6月2日にアレッポで起きた爆発は上下水と電力ネットワークに被害を与え、アレッポ市では、水の汲み上げができなくなり、推定200万人が定期的に水を得ることができなくなっています。現在、水の汲み上げ場所への安全なアクセスは確保されておらず、復旧には3週間がかかるとみられています。

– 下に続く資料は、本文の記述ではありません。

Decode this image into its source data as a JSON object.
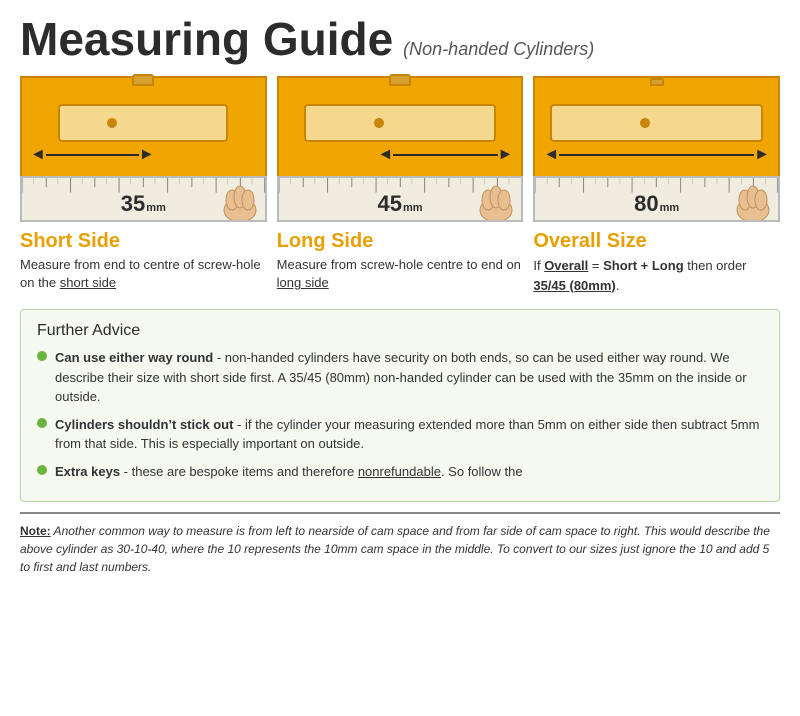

デリゾールでは、水と電力の供給が寸断されているとの報告があり、感染症が拡大しています。医療従事者によると、腸チフスと疑われるケースが増加の一途をたどっているとのことです。早期警告対応システムによると、デリゾール県では1,650人に腸チフスが疑われており、その多くは、ブカマル(Al-Bukamal)とマヤディン(Al-Mayadin)の住民といいます。また、ダマスカス郊外の東ゴータ(East Ghouta)での軍事行動で、地元や周辺地域の水供給に影響が出る恐れがあるとの報道もあります。

給水設備への攻撃停止を

ユニセフとWHO(世界保健機関)は、シリアでの紛争に関わるすべての勢力に対し、安全な水やその他の不可欠なサービスへのアクセスを、戦争の駆け引きの手段として用いることを直ちに止めるように求めます。また、アレッポのブスタン・バシャ(Bustan Al-Basha)での戦闘を直ちに停止し、シリア赤月新社やそのほかの技術専門家が、安全に修理に向かえるようにすることを要請します。

この夏、感染症発生のリスクにある厳しい状況に置かれている住民への安全な水や保健・衛生物資の運搬を含む人道支援のアクセスを妨げないことを、緊急性の高い要請として、改めて表明します。

また、国際社会に対し、シリア国民の切迫した人道支援ニーズを優先的課題として取り組むこと、また人道アクセスを直ちに確保するために給水設備を狙った攻撃を止めることを働きかけることを求めます。